2017年11月14日(火)

“日本一”を誇る焼き芋戦略 試行錯誤20年、所得格段に向上

JAなめがた、農林水産祭で天皇杯

店頭の電気オーブンで焼いた芋が小売店で1年中販売されている=行方市玉造甲
店頭の電気オーブンで焼いた芋が小売店で1年中販売されている=行方市玉造甲

全国有数の生産量を誇る茨城県のサツマイモを使った焼き芋に情熱を注ぐJAなめがた甘藷(かんしょ)部会連絡会のメンバーたち。今や1年を通じてスーパーなどで目にする電気オーブンによる焼き芋販売の仕掛け人でもある。栽培から貯蔵、販売まで独自の戦略を確立。農家所得も格段に向上させた。この功績が認められ、同連絡会は、農林水産関係で最高位の農林水産祭天皇杯(多角化経営部門)受賞が決定。“日本一”を誇る“焼き芋戦略”に迫った。(行方支局・三次豪)

■失敗してもいい

1990年代後半、景気低迷の影響でサツマイモの消費や販売価格が低下し、農家はあえいでいた。生で食べられず簡便性の低いサツマイモは、ジャガイモのように加工品も少なく、ファストフード台頭の影響もあって、店頭に並ぶイモの多くが廃棄されていた。

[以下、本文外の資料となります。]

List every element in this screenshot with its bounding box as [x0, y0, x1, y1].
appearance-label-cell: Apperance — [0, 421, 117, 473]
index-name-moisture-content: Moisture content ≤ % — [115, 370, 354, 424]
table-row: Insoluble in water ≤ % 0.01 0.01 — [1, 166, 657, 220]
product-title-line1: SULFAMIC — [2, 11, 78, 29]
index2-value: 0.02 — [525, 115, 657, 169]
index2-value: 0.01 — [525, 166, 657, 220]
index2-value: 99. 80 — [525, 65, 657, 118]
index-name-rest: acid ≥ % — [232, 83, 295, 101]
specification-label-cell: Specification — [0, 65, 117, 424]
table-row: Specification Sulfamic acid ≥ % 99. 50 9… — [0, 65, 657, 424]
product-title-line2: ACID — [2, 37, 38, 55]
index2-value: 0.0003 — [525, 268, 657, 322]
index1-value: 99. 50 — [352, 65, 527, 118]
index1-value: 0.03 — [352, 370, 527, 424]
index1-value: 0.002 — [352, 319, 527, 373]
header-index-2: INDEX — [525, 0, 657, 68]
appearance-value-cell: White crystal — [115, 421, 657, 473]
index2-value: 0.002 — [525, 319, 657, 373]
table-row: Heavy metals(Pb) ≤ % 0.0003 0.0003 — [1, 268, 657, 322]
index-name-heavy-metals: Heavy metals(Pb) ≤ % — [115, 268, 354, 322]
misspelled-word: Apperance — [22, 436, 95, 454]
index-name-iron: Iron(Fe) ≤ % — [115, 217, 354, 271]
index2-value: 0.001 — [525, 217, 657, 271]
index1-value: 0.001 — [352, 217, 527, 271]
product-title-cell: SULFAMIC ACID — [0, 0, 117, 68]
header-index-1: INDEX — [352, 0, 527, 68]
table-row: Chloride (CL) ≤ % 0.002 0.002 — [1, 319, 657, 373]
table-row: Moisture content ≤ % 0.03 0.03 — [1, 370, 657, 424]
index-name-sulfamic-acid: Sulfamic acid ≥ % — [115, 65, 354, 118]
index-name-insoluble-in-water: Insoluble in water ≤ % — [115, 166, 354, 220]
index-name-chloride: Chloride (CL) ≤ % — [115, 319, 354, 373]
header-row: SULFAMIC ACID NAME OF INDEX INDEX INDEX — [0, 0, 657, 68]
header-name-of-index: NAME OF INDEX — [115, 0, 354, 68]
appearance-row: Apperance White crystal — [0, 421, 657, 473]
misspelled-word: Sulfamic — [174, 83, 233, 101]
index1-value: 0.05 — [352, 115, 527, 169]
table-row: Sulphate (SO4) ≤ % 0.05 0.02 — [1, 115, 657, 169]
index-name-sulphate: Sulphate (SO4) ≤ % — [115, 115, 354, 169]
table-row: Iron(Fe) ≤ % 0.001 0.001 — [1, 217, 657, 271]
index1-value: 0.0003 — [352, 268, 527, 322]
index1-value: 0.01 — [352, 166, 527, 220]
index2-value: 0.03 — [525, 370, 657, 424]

そんな苦境の中、当時、同JA園芸流通課長だった棚谷保男組合長(63)は、イベントで試しに販売した焼き芋に長い行列ができていることに気付いた。「これだ」。当時はまだ引き売り販売が主流で高価な印象が強かった焼き芋だが、その需要を確信。店頭で調理し安く売る方法を考えた。クリアしなければならない課題は山積していたが、棚谷組合長らは「たとえ失敗しても、落ちる一方の現状よりいい」と産地が一丸となった。

■おいしさ数値化

長年、サツマイモ栽培を続けてきた同連絡会の箕輪秋雄会長(63)は、挑戦を重ねた当初を振り返る。2003年、仲卸業者や小売店と協力してスーパーの店頭に大型電気オーブンを導入。1年目は売れたが、2年目は収穫時期の違いなどでイモの味にばらつきが出て売れ行きは不振。通年出荷を目指した貯蔵の失敗で「倉庫まるごとイモを腐らせたこともあった」。

それでも、失敗を含めてデータを全て記録し、食味や成分分析でおいしさの数値化に成功。デンプンの含有量や糖化速度の異なる3品種の栽培を確立し、通年出荷の体制も実現した。

甘みを生み出す定温貯蔵技術やきめ細かな焼き方を研究し、誰でもおいしく焼けるマニュアルも完備した。綿密なアンケート結果から「40代以下はねっとり、50代以上はほくほく」という食感の好みにも配慮。女子高生などを狙って、スイーツ感覚の焼き芋の演出にも力を入れた。

店頭販売戦略は全国に波及し、新たな焼き芋ブームを巻き起こした。同産地の栽培面積は05年からの10年間で487ヘクタールから700ヘクタールと倍増、販売金額は年間14・5億円から36・9億円と約2・5倍に伸びた。

■食文化提案自信

焼き芋だけではない。15年、同JAは全国展開する菓子メーカー「白ハト食品工業」と提携し、廃校となった旧小学校跡地や耕作放棄地を活用し体験型農業テーマパーク「なめがたファーマーズヴィレッジ」を誕生させた。出荷基準サイズ外のイモも菓子加工用として無駄なく販売し、全体の約25%あったという廃棄イモも収益に変えた。

最近では、東南アジアでの焼き芋試食販売も試験的に実施。本年度中には、焼き芋マニュアルの英語版を作り、アメリカやカナダへも進出する方針。

サツマイモが売れなかった昔を思い起こしながら、箕輪会長は「天皇杯を受賞できるなんて夢にも考えなかった。高齢化が進む中でも若手を育て、女性部員の提案も参考にし、これからも産地を育てていきたい」と話した。棚谷組合長も「私たちは新しい食文化を提案できた」と胸を張った。

★焼き芋ブーム
第1次焼き芋ブームは「甘くて安い」と庶民に広まった江戸時代後期、第2次は明治時代に人気を博した京都のつぼ焼き、第3次は戦後の出稼ぎによる引き売り販売、第4次はJAなめがたが火付け役となった焼き芋の店舗販売の拡大-とされている。